Stress is defined as the body’s response to any kind of demand or threat it recognises. The ‘fight or flight’ response is also known as ‘the stress response’. When talking about stress all I constantly hear, no matter where I go, is competition. What I mean by competition is those people who, when they hear you’re tired, they insist you cannot be as tired as they are because they’ve done so much more work than you. I hear this happening most in interactions between young people and working adults. It’s such a common practice that there are even memes made about it on Facebook.
I am fully of the belief that all stress is valid. If you think back to when you were a child, something that might have stressed you out (though you might not have been able to identify it as stress at the time) would be someone not allowing you to play with them at lunch time. We all had that experience where everyone in the group with the game would tell you to ask someone else to join because it was ‘their’ game, and the stress response was either to leave, dejected, or cause a fight.
If you think back to when you were a young teenager, something that may have stressed you out at that stage would have been starting secondary school. Many of us, at the time, opted for the ‘cool kid’ exterior, or the ‘shy, reserved’ personality as our first impressions.
When some adults feel their level of stress is more valid than that of a young person’s, I think they are not fully taking into account a young person’s point of view.

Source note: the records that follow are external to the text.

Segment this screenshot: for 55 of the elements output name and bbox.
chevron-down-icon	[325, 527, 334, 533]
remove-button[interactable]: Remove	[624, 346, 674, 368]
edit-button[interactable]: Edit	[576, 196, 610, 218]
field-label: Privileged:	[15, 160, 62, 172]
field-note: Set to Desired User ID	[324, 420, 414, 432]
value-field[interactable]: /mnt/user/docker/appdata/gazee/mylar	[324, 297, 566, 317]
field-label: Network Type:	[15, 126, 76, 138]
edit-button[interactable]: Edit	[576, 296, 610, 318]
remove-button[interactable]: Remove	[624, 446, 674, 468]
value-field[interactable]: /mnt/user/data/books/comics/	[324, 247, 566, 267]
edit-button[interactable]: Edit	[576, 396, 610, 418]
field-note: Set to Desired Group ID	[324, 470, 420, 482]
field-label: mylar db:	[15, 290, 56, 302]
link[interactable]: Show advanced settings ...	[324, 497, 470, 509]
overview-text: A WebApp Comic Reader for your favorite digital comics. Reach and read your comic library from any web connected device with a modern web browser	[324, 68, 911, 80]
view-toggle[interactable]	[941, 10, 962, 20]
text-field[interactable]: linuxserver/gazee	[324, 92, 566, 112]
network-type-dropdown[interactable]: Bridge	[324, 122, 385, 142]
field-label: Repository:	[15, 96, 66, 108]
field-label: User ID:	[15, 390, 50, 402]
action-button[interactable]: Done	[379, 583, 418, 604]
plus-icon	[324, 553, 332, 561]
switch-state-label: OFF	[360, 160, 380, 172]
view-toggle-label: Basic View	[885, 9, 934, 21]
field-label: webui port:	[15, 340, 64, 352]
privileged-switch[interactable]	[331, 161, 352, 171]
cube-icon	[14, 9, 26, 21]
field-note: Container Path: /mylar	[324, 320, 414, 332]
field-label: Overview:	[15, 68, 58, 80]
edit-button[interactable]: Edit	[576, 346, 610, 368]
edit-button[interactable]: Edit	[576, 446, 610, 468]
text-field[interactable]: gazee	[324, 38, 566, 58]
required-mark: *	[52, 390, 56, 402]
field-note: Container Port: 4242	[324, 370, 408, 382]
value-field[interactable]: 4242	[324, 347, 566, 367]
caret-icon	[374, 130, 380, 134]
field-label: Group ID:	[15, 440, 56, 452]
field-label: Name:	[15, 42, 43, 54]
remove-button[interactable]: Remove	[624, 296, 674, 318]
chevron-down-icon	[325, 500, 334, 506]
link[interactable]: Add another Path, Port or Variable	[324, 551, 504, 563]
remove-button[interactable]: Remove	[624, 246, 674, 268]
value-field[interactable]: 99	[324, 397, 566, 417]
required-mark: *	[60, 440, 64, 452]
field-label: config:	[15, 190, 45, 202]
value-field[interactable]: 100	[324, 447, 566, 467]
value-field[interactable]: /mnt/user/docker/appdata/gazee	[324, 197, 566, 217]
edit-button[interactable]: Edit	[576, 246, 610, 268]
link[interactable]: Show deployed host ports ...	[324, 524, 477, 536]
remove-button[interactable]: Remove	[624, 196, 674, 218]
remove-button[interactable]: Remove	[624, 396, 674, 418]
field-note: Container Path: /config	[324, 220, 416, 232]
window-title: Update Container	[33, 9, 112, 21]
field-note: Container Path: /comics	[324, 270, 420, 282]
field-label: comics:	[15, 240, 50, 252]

For example, while the most pressing things which cause stress in the life of an adult are normally mortgages, careers or relationship conflicts, young adults have very different priorities. I feel that adults sometimes tend to forget the way their mind worked in their young lives, and are so wrapped up in their stresses of today that they neglect to remember how they felt at that time in their lives. We are all guilty of doing it. If a young child comes to us and whines that someone else took their doll, we sometimes tell them to just find something else to play with because we’re tired dealing with our own problems. That’s dismissing their stress.
Social inclusion stress
While the outcomes of something not being done as an adult may have more consequences on a number of people’s lives as a result, such as not paying a bill and having the electricity shut off, young adults feel the same about the potential consequences of their actions. When a young adult falls out with their friend group at school, a common reaction of their parent is to tell them that they don’t need them anyway. This is because adult friendships, while they can be strong, are far less reliant on each other than young adult friendships. Adults have a wider network of people with larger opportunities for developing new friendships. Young adults have a limited network on which they rely for inclusion. Adults routinely forget to consider that a young person’s whole life revolves around school, and they spend most of their time there. Being isolated from a friend group is a huge stress for students.
Another stress often dismissed, which is probably the most commonly dismissed, is relationship stress. Relationships when you’re in your younger teenage years are so intense because your hormones are constantly fluctuating. Because of this, there seems to be a lot of belief that relationships in your teenager years are always for fun and rarely serious. Many adults believe that because of these hormones and maturity levels, that the likelihood of the relationship lasting is next to nothing. Because of this, if the young couple breaks up, the feelings of loss and sadness of the person is largely ignored.
This should not be the case. Break-ups are hard enough to cope with as a grown adult, so why are adults so dismissive of the feelings of young people when they go through the same thing, just with less self-esteem and self-assurance?
Academic stress for young people is one of the most pressing issues they have to deal with. Previously, adults did not consider this as bad as their work stress, however that thankfully seems to be changing slowly. While work stress is horrible for adults to have to deal with, students have more pressure (in my opinion) on them with academics. Student’s futures all lie with these exams, and they are scared into believing that if they mess this up, they’re done for, when that really isn’t the case. In some cases, stress caused at work for adults is fleeting and passes quickly, whereas academic stress lasts years for young people.
Long story short, if it is something which doesn’t personally stress you out, that doesn’t mean it doesn’t stress others. Other people’s perceptions and stages of life should be considered when offering advice and support.